Yield traits are complex, interrelated quantitative traits that are usually affected by genetics and the environment, as well as the interaction between these two factors. The total genetic (A and D) variance ratio was statistically significant for all traits (P = 0.01), ranging from 50 % (BY) to 87 % (PH and BN). The total genetic variance ratio for HI was 69 % and statistically significant. These results indicate that HI is mainly controlled by genetic effects (A and D), similar to other associated traits.

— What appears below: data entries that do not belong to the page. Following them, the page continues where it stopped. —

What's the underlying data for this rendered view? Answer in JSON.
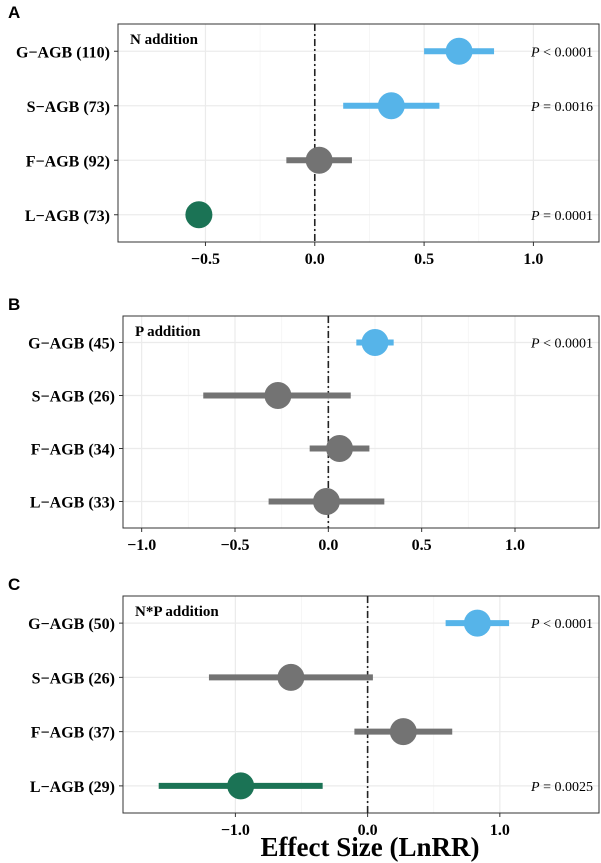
{
  "xlabel": "Effect Size (LnRR)",
  "colors": {
    "positive": "#56B4E9",
    "neutral": "#737373",
    "negative": "#1B7355",
    "grid": "#ebebeb",
    "axis": "#000000"
  },
  "chart_data": [
    {
      "type": "scatter",
      "panel_label": "A",
      "title": "N addition",
      "xlim": [
        -0.9,
        1.3
      ],
      "xticks": [
        -0.5,
        0.0,
        0.5,
        1.0
      ],
      "xtick_labels": [
        "−0.5",
        "0.0",
        "0.5",
        "1.0"
      ],
      "reference_line": 0,
      "grid": true,
      "rows": [
        {
          "label": "G−AGB (110)",
          "estimate": 0.66,
          "ci": [
            0.5,
            0.82
          ],
          "class": "positive",
          "p_italic": "P",
          "p_rest": " < 0.0001"
        },
        {
          "label": "S−AGB (73)",
          "estimate": 0.35,
          "ci": [
            0.13,
            0.57
          ],
          "class": "positive",
          "p_italic": "P",
          "p_rest": " = 0.0016"
        },
        {
          "label": "F−AGB (92)",
          "estimate": 0.02,
          "ci": [
            -0.13,
            0.17
          ],
          "class": "neutral",
          "p_italic": "",
          "p_rest": ""
        },
        {
          "label": "L−AGB (73)",
          "estimate": -0.53,
          "ci": [
            -0.53,
            -0.53
          ],
          "class": "negative",
          "p_italic": "P",
          "p_rest": " = 0.0001"
        }
      ]
    },
    {
      "type": "scatter",
      "panel_label": "B",
      "title": "P addition",
      "xlim": [
        -1.1,
        1.45
      ],
      "xticks": [
        -1.0,
        -0.5,
        0.0,
        0.5,
        1.0
      ],
      "xtick_labels": [
        "−1.0",
        "−0.5",
        "0.0",
        "0.5",
        "1.0"
      ],
      "reference_line": 0,
      "grid": true,
      "rows": [
        {
          "label": "G−AGB (45)",
          "estimate": 0.25,
          "ci": [
            0.15,
            0.35
          ],
          "class": "positive",
          "p_italic": "P",
          "p_rest": " < 0.0001"
        },
        {
          "label": "S−AGB (26)",
          "estimate": -0.27,
          "ci": [
            -0.67,
            0.12
          ],
          "class": "neutral",
          "p_italic": "",
          "p_rest": ""
        },
        {
          "label": "F−AGB (34)",
          "estimate": 0.06,
          "ci": [
            -0.1,
            0.22
          ],
          "class": "neutral",
          "p_italic": "",
          "p_rest": ""
        },
        {
          "label": "L−AGB (33)",
          "estimate": -0.01,
          "ci": [
            -0.32,
            0.3
          ],
          "class": "neutral",
          "p_italic": "",
          "p_rest": ""
        }
      ]
    },
    {
      "type": "scatter",
      "panel_label": "C",
      "title": "N*P addition",
      "xlim": [
        -1.85,
        1.75
      ],
      "xticks": [
        -1.0,
        0.0,
        1.0
      ],
      "xtick_labels": [
        "−1.0",
        "0.0",
        "1.0"
      ],
      "reference_line": 0,
      "grid": true,
      "rows": [
        {
          "label": "G−AGB (50)",
          "estimate": 0.83,
          "ci": [
            0.59,
            1.07
          ],
          "class": "positive",
          "p_italic": "P",
          "p_rest": " < 0.0001"
        },
        {
          "label": "S−AGB (26)",
          "estimate": -0.58,
          "ci": [
            -1.2,
            0.04
          ],
          "class": "neutral",
          "p_italic": "",
          "p_rest": ""
        },
        {
          "label": "F−AGB (37)",
          "estimate": 0.27,
          "ci": [
            -0.1,
            0.64
          ],
          "class": "neutral",
          "p_italic": "",
          "p_rest": ""
        },
        {
          "label": "L−AGB (29)",
          "estimate": -0.96,
          "ci": [
            -1.58,
            -0.34
          ],
          "class": "negative",
          "p_italic": "P",
          "p_rest": " = 0.0025"
        }
      ]
    }
  ]
}
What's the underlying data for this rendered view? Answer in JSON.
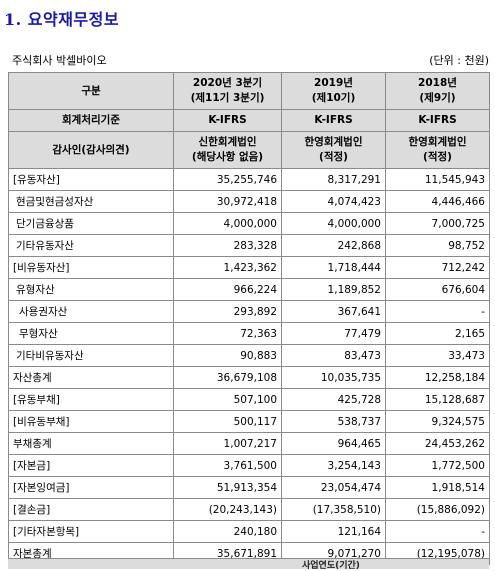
{
  "section_title": "1. 요약재무정보",
  "company": "주식회사 박셀바이오",
  "unit": "(단위 : 천원)",
  "header": {
    "label": "구분",
    "columns": [
      {
        "line1": "2020년 3분기",
        "line2": "(제11기 3분기)"
      },
      {
        "line1": "2019년",
        "line2": "(제10기)"
      },
      {
        "line1": "2018년",
        "line2": "(제9기)"
      }
    ],
    "standard_label": "회계처리기준",
    "standards": [
      "K-IFRS",
      "K-IFRS",
      "K-IFRS"
    ],
    "auditor_label": "감사인(감사의견)",
    "auditors": [
      {
        "line1": "신한회계법인",
        "line2": "(해당사항 없음)"
      },
      {
        "line1": "한영회계법인",
        "line2": "(적정)"
      },
      {
        "line1": "한영회계법인",
        "line2": "(적정)"
      }
    ]
  },
  "rows": [
    {
      "label": "[유동자산]",
      "values": [
        "35,255,746",
        "8,317,291",
        "11,545,943"
      ],
      "level": 0
    },
    {
      "label": "현금및현금성자산",
      "values": [
        "30,972,418",
        "4,074,423",
        "4,446,466"
      ],
      "level": 1
    },
    {
      "label": "단기금융상품",
      "values": [
        "4,000,000",
        "4,000,000",
        "7,000,725"
      ],
      "level": 1
    },
    {
      "label": "기타유동자산",
      "values": [
        "283,328",
        "242,868",
        "98,752"
      ],
      "level": 1
    },
    {
      "label": "[비유동자산]",
      "values": [
        "1,423,362",
        "1,718,444",
        "712,242"
      ],
      "level": 0
    },
    {
      "label": "유형자산",
      "values": [
        "966,224",
        "1,189,852",
        "676,604"
      ],
      "level": 1
    },
    {
      "label": "사용권자산",
      "values": [
        "293,892",
        "367,641",
        "-"
      ],
      "level": 2
    },
    {
      "label": "무형자산",
      "values": [
        "72,363",
        "77,479",
        "2,165"
      ],
      "level": 2
    },
    {
      "label": "기타비유동자산",
      "values": [
        "90,883",
        "83,473",
        "33,473"
      ],
      "level": 1
    },
    {
      "label": "자산총계",
      "values": [
        "36,679,108",
        "10,035,735",
        "12,258,184"
      ],
      "level": 0
    },
    {
      "label": "[유동부채]",
      "values": [
        "507,100",
        "425,728",
        "15,128,687"
      ],
      "level": 0
    },
    {
      "label": "[비유동부채]",
      "values": [
        "500,117",
        "538,737",
        "9,324,575"
      ],
      "level": 0
    },
    {
      "label": "부채총계",
      "values": [
        "1,007,217",
        "964,465",
        "24,453,262"
      ],
      "level": 0
    },
    {
      "label": "[자본금]",
      "values": [
        "3,761,500",
        "3,254,143",
        "1,772,500"
      ],
      "level": 0
    },
    {
      "label": "[자본잉여금]",
      "values": [
        "51,913,354",
        "23,054,474",
        "1,918,514"
      ],
      "level": 0
    },
    {
      "label": "[결손금]",
      "values": [
        "(20,243,143)",
        "(17,358,510)",
        "(15,886,092)"
      ],
      "level": 0
    },
    {
      "label": "[기타자본항목]",
      "values": [
        "240,180",
        "121,164",
        "-"
      ],
      "level": 0
    },
    {
      "label": "자본총계",
      "values": [
        "35,671,891",
        "9,071,270",
        "(12,195,078)"
      ],
      "level": 0
    }
  ],
  "next_header_partial": "사업연도(기간)"
}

A total of 7600 SNPs distributed across 19 chromosomes were used to estimate the GD between the parental lines (Fig. 1; Online Resources 4 and 5) (Luo et al. 2015). As mentioned, the GD values were unchanged when calculated using 35,791 SNPs. Sang et al. (2015) used 40,201 loci to calculate the GD between parental lines and were unable to estimate the GD with fewer SNPs. However, our findings revealed that estimating the GD between parental lines can be achieved with considerably fewer markers.

In the present study, we first explored the relationship between GD and HI heterosis with high-throughput genomic SNPs, and found that GD was only correlated with the MPH and BPH of SY and BY in H-154 (Table 3). This suggested that GD is a valuable genetic parameter for predicting heterosis levels for these traits in the H-154 group. However, GD was not correlated with the HI of hybrids, the MP of parental lines, or HI heterosis (Table 3). The difference in the GD between parental lines was also not correlated with the difference in HI heterosis (Table 4). Which was inconsistent with the previous study, as seen in Sang et al. (2015). Inconsistent results have also been observed for traditional markers. Qian et al. (2007) found no significant correlations between heterosis and GD based on amplified fragment length polymorphisms. Xing et al. (2014) determined that GD based on simple sequence repeats was significantly correlated with the BPH of TSW. Additionally, parental line yield traits, including HI, were negatively correlated with their heteroses (Online Resource 6). These results reiterate that yield-related traits heterosis, including HI heterosis, are extremely complex. The efficiency of predicting heteroses with GD based on SNPs may be limited, even if the SNPs are an improvement over previous markers in terms of utility in high-throughput and accurate genotyping. Therefore, future studies will need to focus on the heterotic loci mapping with high-throughput genomic SNPs. These investigations may help to characterize the genetic mechanism of heterosis, which may aid in predicting heterosis in rapeseed.